Pero lo cortés no quita lo valiente. Se puede -y hay ejemplos numerosos- combinar el arte con el beneficio. Generar un film cuidado, fiel a la visión y estilo del cineasta no tiene por qué estar reñido con el éxito del mismo.
Y también ahí radica la magia del cine. Que una visión personal pueda trascender y capturar a millones de personas y a kilómetros de distancia. Los directores que arriesgan y aceptan ese reto son los que conseguirán salvar el cine y conciliar industria, arte y espectador.
Afortunada o desafortunadamente, el séptimo arte, como casi todo en el mundo en que vivimos, necesita dinero para sobrevivir. Los espectadores lo sabemos, y estamos dispuestos a pagar por la experiencia y contribuir así a la generación de otras. Siempre y cuando se nos respete y se tenga en mente que, sin espectador, no hay película que valga.
El peligro radica en convertir el cine en lujo. El derecho a disfrutar de la cultura se ve amenazado por los precios excesivos y casi prohibitivos. Las proyecciones dejan de tener en su epicentro al largometraje en sí y trasladan la importancia a lo accesorio. Ya no vas al cine a ver la película, vas a ver la película mientras te comes un “Súper combo mix de palomitas grandes y refresco gigante”.
Todo esto hace que pierda su poder y magnificencia y favorece que pueda pasar a ser disfrute de unos pocos.
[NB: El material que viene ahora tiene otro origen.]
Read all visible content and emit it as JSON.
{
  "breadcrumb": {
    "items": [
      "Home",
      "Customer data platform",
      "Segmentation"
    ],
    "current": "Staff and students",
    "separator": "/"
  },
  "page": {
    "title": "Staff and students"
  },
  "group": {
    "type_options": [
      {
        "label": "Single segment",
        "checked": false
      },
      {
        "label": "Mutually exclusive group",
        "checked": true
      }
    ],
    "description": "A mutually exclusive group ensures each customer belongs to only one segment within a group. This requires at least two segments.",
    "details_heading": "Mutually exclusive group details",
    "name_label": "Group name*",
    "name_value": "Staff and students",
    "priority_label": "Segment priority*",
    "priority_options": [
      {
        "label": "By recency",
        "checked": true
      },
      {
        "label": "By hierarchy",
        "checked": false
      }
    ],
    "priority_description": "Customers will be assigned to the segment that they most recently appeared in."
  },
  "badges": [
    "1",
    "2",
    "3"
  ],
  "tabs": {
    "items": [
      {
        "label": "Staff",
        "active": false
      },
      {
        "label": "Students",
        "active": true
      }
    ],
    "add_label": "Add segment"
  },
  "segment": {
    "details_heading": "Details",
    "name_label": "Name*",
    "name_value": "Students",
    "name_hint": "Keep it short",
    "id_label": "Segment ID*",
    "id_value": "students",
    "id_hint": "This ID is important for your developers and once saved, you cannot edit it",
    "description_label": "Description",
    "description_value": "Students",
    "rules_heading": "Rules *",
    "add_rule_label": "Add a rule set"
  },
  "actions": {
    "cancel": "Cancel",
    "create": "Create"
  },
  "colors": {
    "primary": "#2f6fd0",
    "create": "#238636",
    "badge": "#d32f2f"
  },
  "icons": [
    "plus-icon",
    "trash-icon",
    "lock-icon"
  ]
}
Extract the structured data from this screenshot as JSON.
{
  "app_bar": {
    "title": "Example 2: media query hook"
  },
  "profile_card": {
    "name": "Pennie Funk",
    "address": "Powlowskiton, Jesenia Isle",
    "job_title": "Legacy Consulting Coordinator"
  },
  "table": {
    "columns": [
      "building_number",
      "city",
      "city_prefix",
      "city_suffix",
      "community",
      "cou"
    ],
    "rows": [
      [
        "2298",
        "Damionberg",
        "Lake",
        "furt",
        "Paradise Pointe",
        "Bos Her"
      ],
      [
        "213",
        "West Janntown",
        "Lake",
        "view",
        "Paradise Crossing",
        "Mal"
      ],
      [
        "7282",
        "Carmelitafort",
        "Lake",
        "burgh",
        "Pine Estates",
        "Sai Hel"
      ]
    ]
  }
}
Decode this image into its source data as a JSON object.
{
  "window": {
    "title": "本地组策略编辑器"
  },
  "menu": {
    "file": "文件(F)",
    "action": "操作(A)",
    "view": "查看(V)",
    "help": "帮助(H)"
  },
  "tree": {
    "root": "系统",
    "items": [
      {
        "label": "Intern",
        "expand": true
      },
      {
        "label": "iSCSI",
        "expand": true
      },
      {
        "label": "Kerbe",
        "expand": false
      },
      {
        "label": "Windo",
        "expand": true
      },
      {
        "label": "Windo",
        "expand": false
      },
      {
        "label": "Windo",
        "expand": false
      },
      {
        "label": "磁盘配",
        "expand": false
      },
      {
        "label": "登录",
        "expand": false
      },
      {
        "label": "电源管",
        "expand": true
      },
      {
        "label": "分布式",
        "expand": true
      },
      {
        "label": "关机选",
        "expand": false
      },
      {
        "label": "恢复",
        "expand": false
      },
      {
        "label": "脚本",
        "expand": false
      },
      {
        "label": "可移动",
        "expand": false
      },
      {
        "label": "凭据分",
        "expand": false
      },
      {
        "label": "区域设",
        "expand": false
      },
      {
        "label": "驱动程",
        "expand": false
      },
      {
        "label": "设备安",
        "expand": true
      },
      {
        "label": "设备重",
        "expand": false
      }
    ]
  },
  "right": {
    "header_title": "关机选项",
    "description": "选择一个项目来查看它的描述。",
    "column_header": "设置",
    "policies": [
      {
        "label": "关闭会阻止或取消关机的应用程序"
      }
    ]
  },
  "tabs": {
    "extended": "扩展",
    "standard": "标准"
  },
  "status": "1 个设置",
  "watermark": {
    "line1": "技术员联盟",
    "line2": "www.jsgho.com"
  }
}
La salvación del cine radica en saber combinar el mantenimiento de la industria con el servicio al público. Algo tan grande no debería ser excluyente. Es esencial que los espectadores no nos sintamos víctimas de la ambición personal y que no veamos en directores, productoras y exhibidores a los verdugos. La conciliación entre ambas partes es posible y necesaria para que un invento que comenzó sobrecogiendo no termine desengañando.
Como decía Truffaut, “no se puede poner un final optimista, porque la vida no es optimista; tampoco se puede poner un final pesimista, porque sería un desastre comercial. Es necesario un final que incluya los dos”.